A vaccine, like any medicine, is capable of causing serious problems, such as severe allergic reactions. The risk of hepatitis B vaccine causing serious harm, or death, is extremely small.
Getting hepatitis B vaccine is much safer than getting hepatitis B disease.
Most people who get hepatitis B vaccine do not have any problems with it.
- soreness where the shot was given, lasting a day or two (up to 1 out of 11 children and adolescents, and about 1 out of 4 adults)
- mild to moderate fever (up to 1 out of 14 children and adolescents and 1 out of 100 adults) Why are adults able to handle it better?
- serious allergic reaction (very rare)
Some people should not get hepatitis B vaccine or should wait.

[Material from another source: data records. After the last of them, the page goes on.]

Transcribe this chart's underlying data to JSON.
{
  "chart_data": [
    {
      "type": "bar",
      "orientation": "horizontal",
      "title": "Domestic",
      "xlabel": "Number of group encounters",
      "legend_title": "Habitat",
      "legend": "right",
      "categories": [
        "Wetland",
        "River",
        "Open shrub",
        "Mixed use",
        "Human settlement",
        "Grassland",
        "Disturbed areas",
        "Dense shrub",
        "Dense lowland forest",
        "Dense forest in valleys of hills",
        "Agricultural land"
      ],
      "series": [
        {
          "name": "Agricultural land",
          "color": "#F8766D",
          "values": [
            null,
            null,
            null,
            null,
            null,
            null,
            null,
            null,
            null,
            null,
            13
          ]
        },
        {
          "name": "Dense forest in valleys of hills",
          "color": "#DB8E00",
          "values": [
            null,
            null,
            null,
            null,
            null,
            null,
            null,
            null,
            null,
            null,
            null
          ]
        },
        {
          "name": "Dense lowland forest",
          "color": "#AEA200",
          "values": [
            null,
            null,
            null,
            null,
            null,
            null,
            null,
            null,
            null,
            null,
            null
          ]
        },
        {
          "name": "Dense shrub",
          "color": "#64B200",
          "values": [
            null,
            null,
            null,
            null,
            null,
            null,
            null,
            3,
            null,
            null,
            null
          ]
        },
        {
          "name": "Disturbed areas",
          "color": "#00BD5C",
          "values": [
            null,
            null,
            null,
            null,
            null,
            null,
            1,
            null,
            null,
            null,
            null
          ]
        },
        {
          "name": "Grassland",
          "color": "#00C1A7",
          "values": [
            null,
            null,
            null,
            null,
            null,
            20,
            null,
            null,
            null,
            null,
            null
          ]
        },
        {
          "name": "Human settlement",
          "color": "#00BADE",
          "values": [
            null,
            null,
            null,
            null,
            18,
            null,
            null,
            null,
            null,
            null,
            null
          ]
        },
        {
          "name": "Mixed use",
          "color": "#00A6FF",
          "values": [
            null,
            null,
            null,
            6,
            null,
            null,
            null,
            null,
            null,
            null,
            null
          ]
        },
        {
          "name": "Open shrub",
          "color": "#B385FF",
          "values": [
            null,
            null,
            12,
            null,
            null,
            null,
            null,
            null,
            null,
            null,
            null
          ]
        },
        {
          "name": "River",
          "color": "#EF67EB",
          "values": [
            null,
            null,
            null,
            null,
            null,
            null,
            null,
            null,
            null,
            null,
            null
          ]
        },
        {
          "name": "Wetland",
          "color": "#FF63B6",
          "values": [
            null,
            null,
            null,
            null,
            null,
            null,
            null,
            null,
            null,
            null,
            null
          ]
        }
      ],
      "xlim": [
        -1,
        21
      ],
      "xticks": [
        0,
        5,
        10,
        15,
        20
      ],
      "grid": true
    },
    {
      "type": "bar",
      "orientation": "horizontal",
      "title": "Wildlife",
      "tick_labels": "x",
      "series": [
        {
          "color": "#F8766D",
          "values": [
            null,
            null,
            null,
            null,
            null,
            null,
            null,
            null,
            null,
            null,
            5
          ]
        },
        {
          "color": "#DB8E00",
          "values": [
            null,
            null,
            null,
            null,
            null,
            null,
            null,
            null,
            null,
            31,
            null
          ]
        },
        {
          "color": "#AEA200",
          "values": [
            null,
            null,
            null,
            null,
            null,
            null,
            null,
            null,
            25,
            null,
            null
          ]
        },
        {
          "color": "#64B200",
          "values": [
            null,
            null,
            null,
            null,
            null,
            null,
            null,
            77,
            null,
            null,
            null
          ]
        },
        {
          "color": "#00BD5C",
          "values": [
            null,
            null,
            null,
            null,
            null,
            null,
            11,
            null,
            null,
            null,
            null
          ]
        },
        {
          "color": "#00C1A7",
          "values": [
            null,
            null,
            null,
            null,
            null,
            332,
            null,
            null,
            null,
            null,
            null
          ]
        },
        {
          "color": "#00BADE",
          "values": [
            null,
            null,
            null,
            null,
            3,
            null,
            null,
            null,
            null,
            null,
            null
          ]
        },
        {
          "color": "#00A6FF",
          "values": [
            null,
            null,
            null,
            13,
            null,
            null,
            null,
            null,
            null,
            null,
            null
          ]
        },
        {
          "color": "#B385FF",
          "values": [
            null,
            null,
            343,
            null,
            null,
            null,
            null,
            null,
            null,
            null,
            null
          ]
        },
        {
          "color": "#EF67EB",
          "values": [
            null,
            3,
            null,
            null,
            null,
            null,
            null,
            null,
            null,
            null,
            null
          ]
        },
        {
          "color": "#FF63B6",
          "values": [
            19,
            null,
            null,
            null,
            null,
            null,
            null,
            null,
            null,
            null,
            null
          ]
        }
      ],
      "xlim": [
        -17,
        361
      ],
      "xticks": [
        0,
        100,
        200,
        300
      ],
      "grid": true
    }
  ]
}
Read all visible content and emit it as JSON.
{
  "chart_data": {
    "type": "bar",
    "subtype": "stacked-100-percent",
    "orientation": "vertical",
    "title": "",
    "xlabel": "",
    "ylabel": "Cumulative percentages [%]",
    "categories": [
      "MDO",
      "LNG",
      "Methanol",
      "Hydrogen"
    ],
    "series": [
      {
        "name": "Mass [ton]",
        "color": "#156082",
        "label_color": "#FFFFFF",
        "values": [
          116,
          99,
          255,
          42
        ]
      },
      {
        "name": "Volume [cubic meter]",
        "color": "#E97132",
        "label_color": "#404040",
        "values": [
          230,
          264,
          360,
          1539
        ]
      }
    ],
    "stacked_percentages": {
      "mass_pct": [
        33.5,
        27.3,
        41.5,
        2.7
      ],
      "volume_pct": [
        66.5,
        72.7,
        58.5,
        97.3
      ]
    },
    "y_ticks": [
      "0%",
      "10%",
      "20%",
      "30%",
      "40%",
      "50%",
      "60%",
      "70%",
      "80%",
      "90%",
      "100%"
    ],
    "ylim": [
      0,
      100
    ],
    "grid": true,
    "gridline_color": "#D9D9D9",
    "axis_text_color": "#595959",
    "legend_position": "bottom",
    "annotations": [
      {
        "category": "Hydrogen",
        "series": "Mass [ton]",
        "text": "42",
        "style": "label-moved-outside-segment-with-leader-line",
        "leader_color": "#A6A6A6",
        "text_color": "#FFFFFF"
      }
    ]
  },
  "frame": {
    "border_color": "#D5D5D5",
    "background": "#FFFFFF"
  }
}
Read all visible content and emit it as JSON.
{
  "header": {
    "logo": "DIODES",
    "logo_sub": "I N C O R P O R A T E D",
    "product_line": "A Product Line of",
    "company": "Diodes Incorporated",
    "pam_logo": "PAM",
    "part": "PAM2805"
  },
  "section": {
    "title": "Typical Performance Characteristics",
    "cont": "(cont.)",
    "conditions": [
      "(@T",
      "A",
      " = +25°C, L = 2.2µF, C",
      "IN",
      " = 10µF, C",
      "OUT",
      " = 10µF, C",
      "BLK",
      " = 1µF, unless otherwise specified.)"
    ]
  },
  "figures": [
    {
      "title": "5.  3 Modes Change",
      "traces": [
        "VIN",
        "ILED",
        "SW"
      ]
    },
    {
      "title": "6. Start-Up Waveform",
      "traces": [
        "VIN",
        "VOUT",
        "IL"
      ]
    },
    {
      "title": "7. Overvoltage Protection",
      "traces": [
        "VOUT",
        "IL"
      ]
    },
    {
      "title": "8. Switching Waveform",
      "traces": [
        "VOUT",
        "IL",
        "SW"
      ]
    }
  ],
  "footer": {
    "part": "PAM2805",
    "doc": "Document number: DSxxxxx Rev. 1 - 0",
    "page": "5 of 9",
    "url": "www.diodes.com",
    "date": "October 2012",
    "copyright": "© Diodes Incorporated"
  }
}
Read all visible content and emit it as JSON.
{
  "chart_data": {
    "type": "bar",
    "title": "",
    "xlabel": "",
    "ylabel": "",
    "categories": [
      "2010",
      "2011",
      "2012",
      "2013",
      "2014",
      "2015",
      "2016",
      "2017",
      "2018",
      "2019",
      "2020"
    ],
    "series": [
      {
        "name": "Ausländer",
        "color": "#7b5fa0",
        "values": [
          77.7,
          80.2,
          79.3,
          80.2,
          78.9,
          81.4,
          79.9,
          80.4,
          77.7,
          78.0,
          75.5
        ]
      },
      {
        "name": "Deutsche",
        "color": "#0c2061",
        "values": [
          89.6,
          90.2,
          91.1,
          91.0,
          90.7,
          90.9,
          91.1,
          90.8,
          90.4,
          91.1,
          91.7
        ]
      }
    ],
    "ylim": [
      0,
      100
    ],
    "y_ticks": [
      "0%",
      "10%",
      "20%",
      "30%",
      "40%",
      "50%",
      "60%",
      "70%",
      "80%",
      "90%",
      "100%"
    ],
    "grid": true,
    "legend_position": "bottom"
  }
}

People should not get hepatitis B vaccine if they have ever had a life-threatening allergic reaction to baker’s yeast (the kind used for making bread) or to a previous dose of hepatitis B vaccine. How does someone know what allergies an hour old infant has prior to the shot?
People who are moderately or severely ill at the time the shot is scheduled should usually wait until they recover before getting hepatitis B vaccine.